Fabiano Contarato (PT-ES) e Jaques Wagner (PT-BA) são cotados para presidência do colegiado; comissão deve ser instalada nesta terça-feira (4)

Diante da preocupação com o tema, o governo trabalha para conseguir emplacar o comando da CPI (Comissão Parlamentar de Inquérito) do Crime Organizado, que será instalada nesta terça-feira (4), no Senado Federal, e evitar a reviravolta que teve na CPMI do INSS (Instituto Nacional do Seguro Social).

Os senadores Fabiano Contarato (PT-ES) e Jaques Wagner (PT-BA) são cotados para a presidência do colegiado, e defendidos como nomes que teriam respeito e capacidade de diálogo com a oposição.

Na oposição, o nome de Flávio Bolsonaro (PL-RJ) também é cotado. Filho do ex-presidente Jair Bolsonaro (PL), Flávio comanda a Comissão de Segurança Pública do Senado. Sergio Moro (União-PR) seria outra opção, mas o senador está focado na CPMI do INSS.

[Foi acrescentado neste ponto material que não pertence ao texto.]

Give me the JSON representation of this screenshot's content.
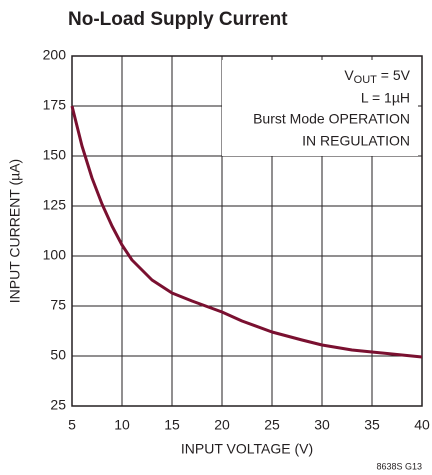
{
  "chart_data": {
    "type": "line",
    "title": "No-Load Supply Current",
    "x_label": "INPUT VOLTAGE (V)",
    "y_label": "INPUT CURRENT (µA)",
    "x": [
      5,
      6,
      7,
      8,
      9,
      10,
      11,
      12,
      13,
      15,
      17,
      20,
      22,
      25,
      28,
      30,
      33,
      35,
      38,
      40
    ],
    "values": [
      175,
      155,
      139,
      126,
      115,
      105.5,
      98,
      93,
      88,
      81.5,
      77.5,
      72,
      67.5,
      62,
      58,
      55.5,
      53,
      52,
      50.5,
      49.5
    ],
    "color": "#7a1030",
    "xlim": [
      5,
      40
    ],
    "xticks": [
      5,
      10,
      15,
      20,
      25,
      30,
      35,
      40
    ],
    "ylim": [
      25,
      200
    ],
    "yticks": [
      25,
      50,
      75,
      100,
      125,
      150,
      175,
      200
    ],
    "grid": true,
    "annotation": [
      [
        "V",
        "OUT",
        " = 5V"
      ],
      "L = 1µH",
      "Burst Mode OPERATION",
      "IN REGULATION"
    ],
    "footnote": "8638S G13"
  }
}
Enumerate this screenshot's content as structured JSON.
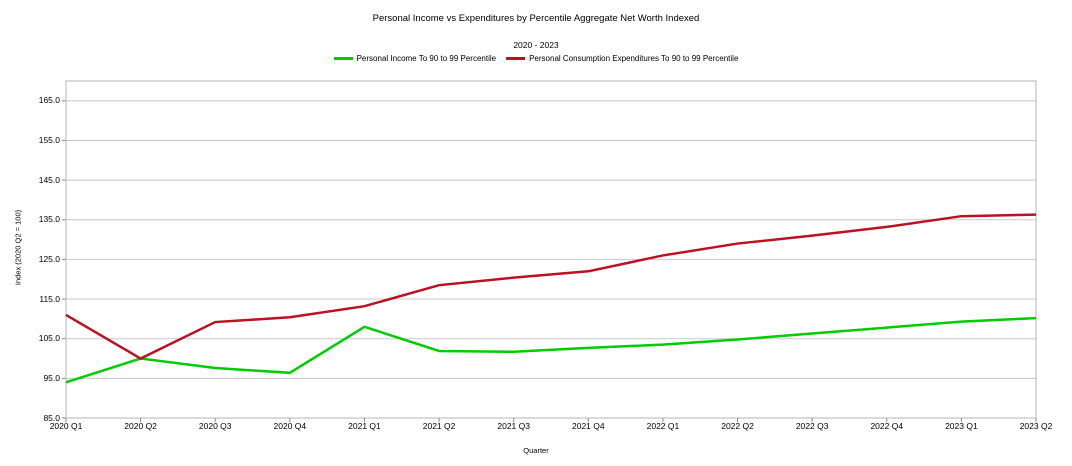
{
  "chart_data": {
    "type": "line",
    "title": "Personal Income vs Expenditures by Percentile Aggregate Net Worth Indexed",
    "subtitle": "2020 - 2023",
    "xlabel": "Quarter",
    "ylabel": "Index (2020 Q2 = 100)",
    "ylim": [
      85,
      170
    ],
    "y_ticks": [
      "85.0",
      "95.0",
      "105.0",
      "115.0",
      "125.0",
      "135.0",
      "145.0",
      "155.0",
      "165.0"
    ],
    "y_tick_values": [
      85,
      95,
      105,
      115,
      125,
      135,
      145,
      155,
      165
    ],
    "grid": "horizontal gridlines on, framed plot area",
    "legend_position": "top-center",
    "categories": [
      "2020 Q1",
      "2020 Q2",
      "2020 Q3",
      "2020 Q4",
      "2021 Q1",
      "2021 Q2",
      "2021 Q3",
      "2021 Q4",
      "2022 Q1",
      "2022 Q2",
      "2022 Q3",
      "2022 Q4",
      "2023 Q1",
      "2023 Q2"
    ],
    "series": [
      {
        "name": "Personal Income To 90 to 99 Percentile",
        "color": "#00cc00",
        "values": [
          94.0,
          100.0,
          97.6,
          96.4,
          108.0,
          101.9,
          101.7,
          102.7,
          103.5,
          104.8,
          106.3,
          107.8,
          109.3,
          110.2
        ]
      },
      {
        "name": "Personal Consumption Expenditures To 90 to 99 Percentile",
        "color": "#bb1122",
        "values": [
          111.0,
          100.0,
          109.2,
          110.4,
          113.2,
          118.5,
          120.4,
          122.0,
          126.0,
          129.0,
          131.0,
          133.2,
          135.9,
          136.3
        ]
      }
    ]
  },
  "colors": {
    "background": "#ffffff",
    "gridline": "#c9c9c9",
    "plot_border": "#b5b5b5",
    "tick_mark": "#8a8a8a",
    "text": "#000000"
  }
}
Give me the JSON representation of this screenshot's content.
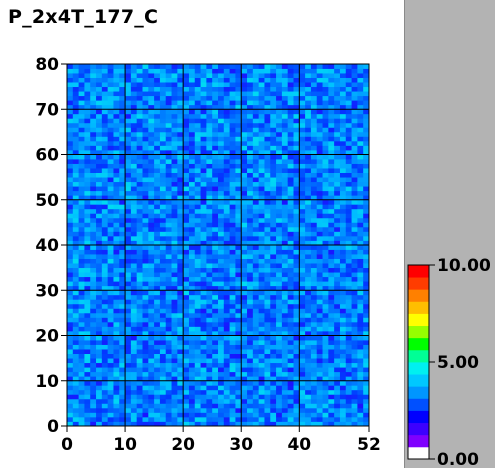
{
  "chart_data": {
    "type": "heatmap",
    "title": "P_2x4T_177_C",
    "xlabel": "",
    "ylabel": "",
    "x_range": [
      0,
      52
    ],
    "y_range": [
      0,
      80
    ],
    "x_ticks": [
      "0",
      "10",
      "20",
      "30",
      "40",
      "52"
    ],
    "y_ticks": [
      "0",
      "10",
      "20",
      "30",
      "40",
      "50",
      "60",
      "70",
      "80"
    ],
    "colorbar": {
      "range": [
        0.0,
        10.0
      ],
      "ticks": [
        "0.00",
        "5.00",
        "10.00"
      ],
      "palette": [
        "#ffffff",
        "#7f00ff",
        "#3c00ff",
        "#0000ff",
        "#0050ff",
        "#0096ff",
        "#00c8ff",
        "#00f0f0",
        "#00ff96",
        "#00ff00",
        "#96ff00",
        "#ffff00",
        "#ffbe00",
        "#ff8000",
        "#ff3c00",
        "#ff0000"
      ]
    },
    "grid": true,
    "value_description": "cell values roughly uniform, ~1.5-3.5 on 0-10 scale",
    "value_mean": 2.4,
    "value_spread": 1.0
  },
  "colors": {
    "background": "#ffffff",
    "side_panel": "#b3b3b3",
    "grid_line": "#000000"
  }
}
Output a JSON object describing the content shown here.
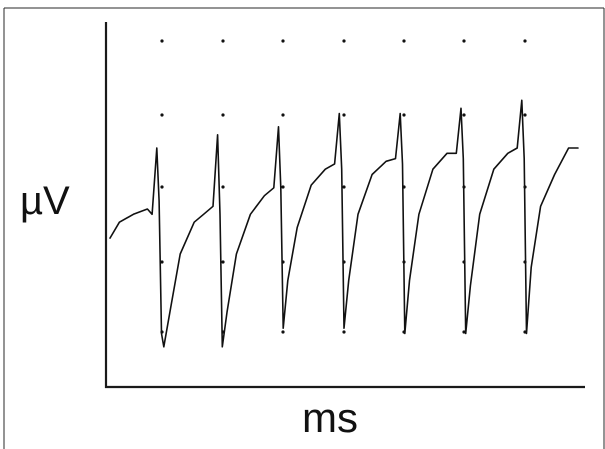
{
  "chart_data": {
    "type": "line",
    "title": "",
    "xlabel": "ms",
    "ylabel": "µV",
    "grid": "dotted",
    "legend": "none",
    "xlim": [
      0,
      1
    ],
    "ylim": [
      0,
      1
    ],
    "series": [
      {
        "x": [
          0.0,
          0.02,
          0.05,
          0.08,
          0.09,
          0.1,
          0.105,
          0.11,
          0.115,
          0.13,
          0.15,
          0.18,
          0.2,
          0.22,
          0.23,
          0.235,
          0.24,
          0.25,
          0.27,
          0.3,
          0.33,
          0.35,
          0.36,
          0.365,
          0.37,
          0.38,
          0.4,
          0.43,
          0.46,
          0.48,
          0.49,
          0.495,
          0.5,
          0.51,
          0.53,
          0.56,
          0.59,
          0.61,
          0.62,
          0.625,
          0.63,
          0.64,
          0.66,
          0.69,
          0.72,
          0.74,
          0.75,
          0.755,
          0.76,
          0.77,
          0.79,
          0.82,
          0.85,
          0.87,
          0.88,
          0.885,
          0.89,
          0.9,
          0.92,
          0.95,
          0.98,
          1.0
        ],
        "y": [
          0.46,
          0.52,
          0.55,
          0.57,
          0.55,
          0.8,
          0.6,
          0.1,
          0.05,
          0.2,
          0.4,
          0.52,
          0.55,
          0.58,
          0.85,
          0.55,
          0.05,
          0.18,
          0.4,
          0.55,
          0.62,
          0.65,
          0.88,
          0.65,
          0.12,
          0.3,
          0.5,
          0.66,
          0.72,
          0.74,
          0.93,
          0.72,
          0.12,
          0.3,
          0.55,
          0.7,
          0.75,
          0.76,
          0.93,
          0.74,
          0.1,
          0.3,
          0.55,
          0.72,
          0.78,
          0.78,
          0.95,
          0.76,
          0.1,
          0.28,
          0.55,
          0.72,
          0.78,
          0.8,
          0.98,
          0.76,
          0.1,
          0.35,
          0.58,
          0.7,
          0.8,
          0.8
        ]
      }
    ]
  }
}
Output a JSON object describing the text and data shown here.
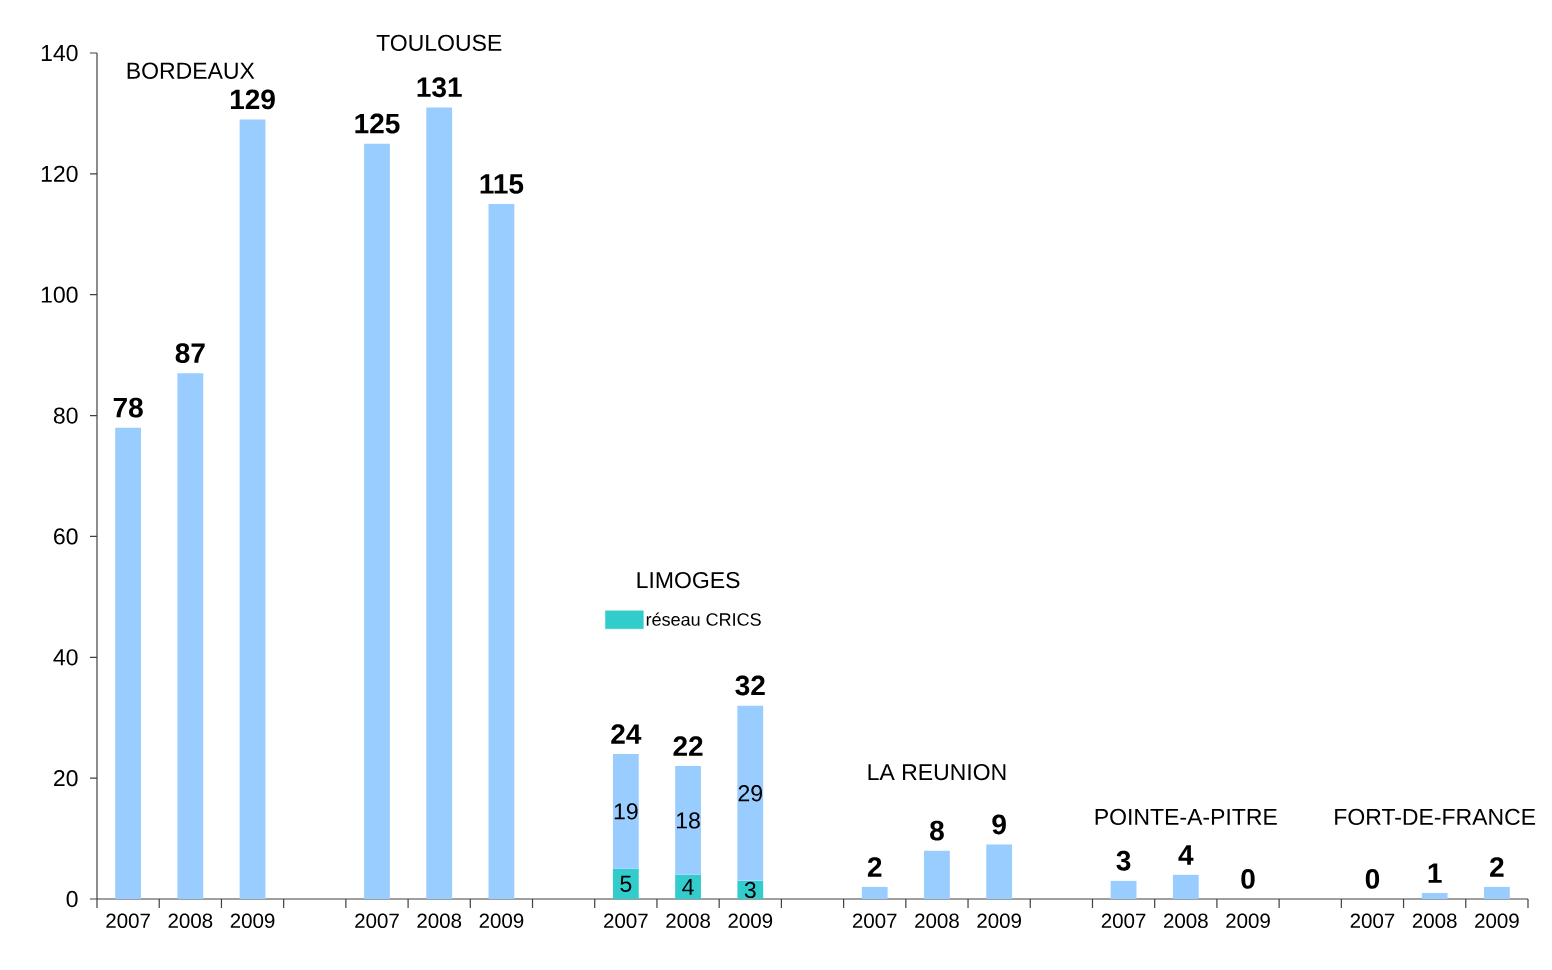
{
  "chart_data": {
    "type": "bar",
    "stacked": true,
    "categories": [
      "2007",
      "2008",
      "2009",
      null,
      "2007",
      "2008",
      "2009",
      null,
      "2007",
      "2008",
      "2009",
      null,
      "2007",
      "2008",
      "2009",
      null,
      "2007",
      "2008",
      "2009",
      null,
      "2007",
      "2008",
      "2009"
    ],
    "series": [
      {
        "name": "réseau CRICS",
        "color": "#33cccc",
        "values": [
          null,
          null,
          null,
          null,
          null,
          null,
          null,
          null,
          5,
          4,
          3,
          null,
          null,
          null,
          null,
          null,
          null,
          null,
          null,
          null,
          null,
          null,
          null
        ],
        "value_labels": [
          null,
          null,
          null,
          null,
          null,
          null,
          null,
          null,
          "5",
          "4",
          "3",
          null,
          null,
          null,
          null,
          null,
          null,
          null,
          null,
          null,
          null,
          null,
          null
        ]
      },
      {
        "color": "#99ccff",
        "values": [
          78,
          87,
          129,
          null,
          125,
          131,
          115,
          null,
          19,
          18,
          29,
          null,
          2,
          8,
          9,
          null,
          3,
          4,
          0,
          null,
          0,
          1,
          2
        ],
        "value_labels": [
          null,
          null,
          null,
          null,
          null,
          null,
          null,
          null,
          "19",
          "18",
          "29",
          null,
          null,
          null,
          null,
          null,
          null,
          null,
          null,
          null,
          null,
          null,
          null
        ]
      }
    ],
    "totals": [
      "78",
      "87",
      "129",
      null,
      "125",
      "131",
      "115",
      null,
      "24",
      "22",
      "32",
      null,
      "2",
      "8",
      "9",
      null,
      "3",
      "4",
      "0",
      null,
      "0",
      "1",
      "2"
    ],
    "ylim": [
      0,
      140
    ],
    "yticks": [
      0,
      20,
      40,
      60,
      80,
      100,
      120,
      140
    ],
    "legend": "center",
    "annotations": [
      "BORDEAUX",
      "TOULOUSE",
      "LIMOGES",
      "LA REUNION",
      "POINTE-A-PITRE",
      "FORT-DE-FRANCE"
    ]
  }
}
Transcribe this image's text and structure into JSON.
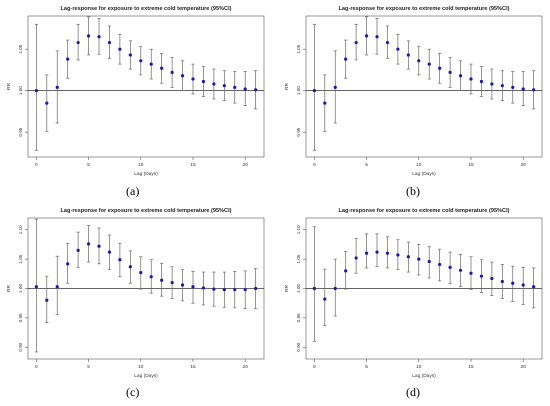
{
  "chart_data": [
    {
      "panel": "a",
      "type": "scatter",
      "title": "Lag-response for exposure to extreme cold temperature (95%CI)",
      "xlabel": "Lag (Days)",
      "ylabel": "RR",
      "caption": "(a)",
      "xlim": [
        -0.8,
        21.8
      ],
      "ylim": [
        0.92,
        1.09
      ],
      "xticks": [
        0,
        5,
        10,
        15,
        20
      ],
      "yticks": [
        0.95,
        1.0,
        1.05
      ],
      "ytick_labels": [
        "0.95",
        "1.00",
        "1.05"
      ],
      "reference_line": 1.0,
      "x": [
        0,
        1,
        2,
        3,
        4,
        5,
        6,
        7,
        8,
        9,
        10,
        11,
        12,
        13,
        14,
        15,
        16,
        17,
        18,
        19,
        20,
        21
      ],
      "rr": [
        1.0,
        0.985,
        1.004,
        1.038,
        1.058,
        1.066,
        1.065,
        1.058,
        1.05,
        1.043,
        1.036,
        1.032,
        1.027,
        1.022,
        1.018,
        1.014,
        1.011,
        1.008,
        1.006,
        1.004,
        1.002,
        1.001
      ],
      "lower": [
        0.928,
        0.951,
        0.961,
        1.015,
        1.037,
        1.043,
        1.044,
        1.039,
        1.032,
        1.026,
        1.019,
        1.014,
        1.009,
        1.004,
        1.0,
        0.996,
        0.993,
        0.99,
        0.988,
        0.985,
        0.982,
        0.978
      ],
      "upper": [
        1.08,
        1.019,
        1.048,
        1.061,
        1.08,
        1.089,
        1.087,
        1.078,
        1.068,
        1.06,
        1.053,
        1.05,
        1.045,
        1.04,
        1.036,
        1.032,
        1.029,
        1.026,
        1.024,
        1.023,
        1.023,
        1.024
      ]
    },
    {
      "panel": "b",
      "type": "scatter",
      "title": "Lag-response for exposure to extreme cold temperature (95%CI)",
      "xlabel": "Lag (Days)",
      "ylabel": "RR",
      "caption": "(b)",
      "xlim": [
        -0.8,
        21.8
      ],
      "ylim": [
        0.92,
        1.09
      ],
      "xticks": [
        0,
        5,
        10,
        15,
        20
      ],
      "yticks": [
        0.95,
        1.0,
        1.05
      ],
      "ytick_labels": [
        "0.95",
        "1.00",
        "1.05"
      ],
      "reference_line": 1.0,
      "x": [
        0,
        1,
        2,
        3,
        4,
        5,
        6,
        7,
        8,
        9,
        10,
        11,
        12,
        13,
        14,
        15,
        16,
        17,
        18,
        19,
        20,
        21
      ],
      "rr": [
        1.0,
        0.985,
        1.004,
        1.038,
        1.058,
        1.066,
        1.065,
        1.058,
        1.05,
        1.043,
        1.036,
        1.032,
        1.027,
        1.022,
        1.018,
        1.014,
        1.011,
        1.008,
        1.006,
        1.004,
        1.002,
        1.001
      ],
      "lower": [
        0.928,
        0.951,
        0.961,
        1.015,
        1.037,
        1.043,
        1.044,
        1.039,
        1.032,
        1.026,
        1.019,
        1.014,
        1.009,
        1.004,
        1.0,
        0.996,
        0.993,
        0.99,
        0.988,
        0.985,
        0.982,
        0.978
      ],
      "upper": [
        1.08,
        1.019,
        1.048,
        1.061,
        1.08,
        1.089,
        1.087,
        1.078,
        1.068,
        1.06,
        1.053,
        1.05,
        1.045,
        1.04,
        1.036,
        1.032,
        1.029,
        1.026,
        1.024,
        1.023,
        1.023,
        1.024
      ]
    },
    {
      "panel": "c",
      "type": "scatter",
      "title": "Lag-response for exposure to extreme cold temperature (95%CI)",
      "xlabel": "Lag (Days)",
      "ylabel": "RR",
      "caption": "(c)",
      "xlim": [
        -0.8,
        21.8
      ],
      "ylim": [
        0.88,
        1.12
      ],
      "xticks": [
        0,
        5,
        10,
        15,
        20
      ],
      "yticks": [
        0.9,
        0.95,
        1.0,
        1.05,
        1.1
      ],
      "ytick_labels": [
        "0.90",
        "0.95",
        "1.00",
        "1.05",
        "1.10"
      ],
      "reference_line": 1.0,
      "x": [
        0,
        1,
        2,
        3,
        4,
        5,
        6,
        7,
        8,
        9,
        10,
        11,
        12,
        13,
        14,
        15,
        16,
        17,
        18,
        19,
        20,
        21
      ],
      "rr": [
        1.003,
        0.98,
        1.003,
        1.042,
        1.065,
        1.076,
        1.072,
        1.062,
        1.049,
        1.037,
        1.027,
        1.02,
        1.014,
        1.01,
        1.006,
        1.003,
        1.001,
        0.999,
        0.998,
        0.998,
        0.998,
        1.0
      ],
      "lower": [
        0.892,
        0.942,
        0.956,
        1.009,
        1.036,
        1.045,
        1.042,
        1.032,
        1.02,
        1.009,
        0.999,
        0.992,
        0.987,
        0.983,
        0.979,
        0.975,
        0.972,
        0.97,
        0.968,
        0.967,
        0.966,
        0.966
      ],
      "upper": [
        1.118,
        1.021,
        1.055,
        1.077,
        1.096,
        1.107,
        1.103,
        1.091,
        1.077,
        1.064,
        1.054,
        1.049,
        1.043,
        1.037,
        1.032,
        1.029,
        1.028,
        1.028,
        1.028,
        1.029,
        1.03,
        1.034
      ]
    },
    {
      "panel": "d",
      "type": "scatter",
      "title": "Lag-response for exposure to extreme cold temperature (95%CI)",
      "xlabel": "Lag (Days)",
      "ylabel": "RR",
      "caption": "(d)",
      "xlim": [
        -0.8,
        21.8
      ],
      "ylim": [
        0.88,
        1.12
      ],
      "xticks": [
        0,
        5,
        10,
        15,
        20
      ],
      "yticks": [
        0.9,
        0.95,
        1.0,
        1.05,
        1.1
      ],
      "ytick_labels": [
        "0.90",
        "0.95",
        "1.00",
        "1.05",
        "1.10"
      ],
      "reference_line": 1.0,
      "x": [
        0,
        1,
        2,
        3,
        4,
        5,
        6,
        7,
        8,
        9,
        10,
        11,
        12,
        13,
        14,
        15,
        16,
        17,
        18,
        19,
        20,
        21
      ],
      "rr": [
        1.0,
        0.982,
        1.0,
        1.03,
        1.052,
        1.06,
        1.062,
        1.06,
        1.057,
        1.054,
        1.05,
        1.046,
        1.041,
        1.036,
        1.031,
        1.026,
        1.021,
        1.017,
        1.012,
        1.009,
        1.006,
        1.003
      ],
      "lower": [
        0.91,
        0.937,
        0.953,
        0.999,
        1.026,
        1.035,
        1.037,
        1.035,
        1.032,
        1.028,
        1.023,
        1.018,
        1.013,
        1.008,
        1.003,
        0.998,
        0.993,
        0.988,
        0.983,
        0.978,
        0.973,
        0.967
      ],
      "upper": [
        1.105,
        1.033,
        1.05,
        1.063,
        1.085,
        1.093,
        1.093,
        1.088,
        1.083,
        1.079,
        1.075,
        1.071,
        1.067,
        1.062,
        1.058,
        1.054,
        1.049,
        1.045,
        1.041,
        1.038,
        1.036,
        1.035
      ]
    }
  ]
}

Os trabalhos da CPI vão adentrar o ano eleitoral de 2026 e a segurança pública é apontada como um dos principais debates para o pleito, sobretudo após a operação no Complexo da Penha, no Rio de Janeiro, na semana passada.

A comissão deve refletir a polarização entre direita e esquerda sobre propostas de segurança. Base e oposição escolheram os nomes a dedo para a composição do colegiado.

A distribuição da quantidade de vagas é apontada como equilibrada entre os dois lados e a relatoria é vista como bem encaminhada para o senador Alessandro Vieira (MDB-SE), que apresentou o pedido de criação da comissão.

Caso a tendência seja confirmada, o parlamentar já tem um plano de trabalho preparado para ser votado na própria terça-feira.

“Se tudo correr naturalmente, a gente já coloca na mesa todas as alternativas e já bota a mão na massa”, afirmou à CNN.

Vieira defende a criação de um consenso técnico, afastando a polarização sobre o tema e ouvindo profissionais que estão na ponta combatendo o crime organizado, como policiais, peritos, juízes e promotores, para depois ouvir secretários, ministros e governadores.

A ideia é que a CPI possa oferecer um plano nacional e consistente de segurança pública, focado em continuidade e investimento, mas com mudanças legislativas pontuais diante da enxurrada de propostas que já tramitam no legislativo sobre o tema.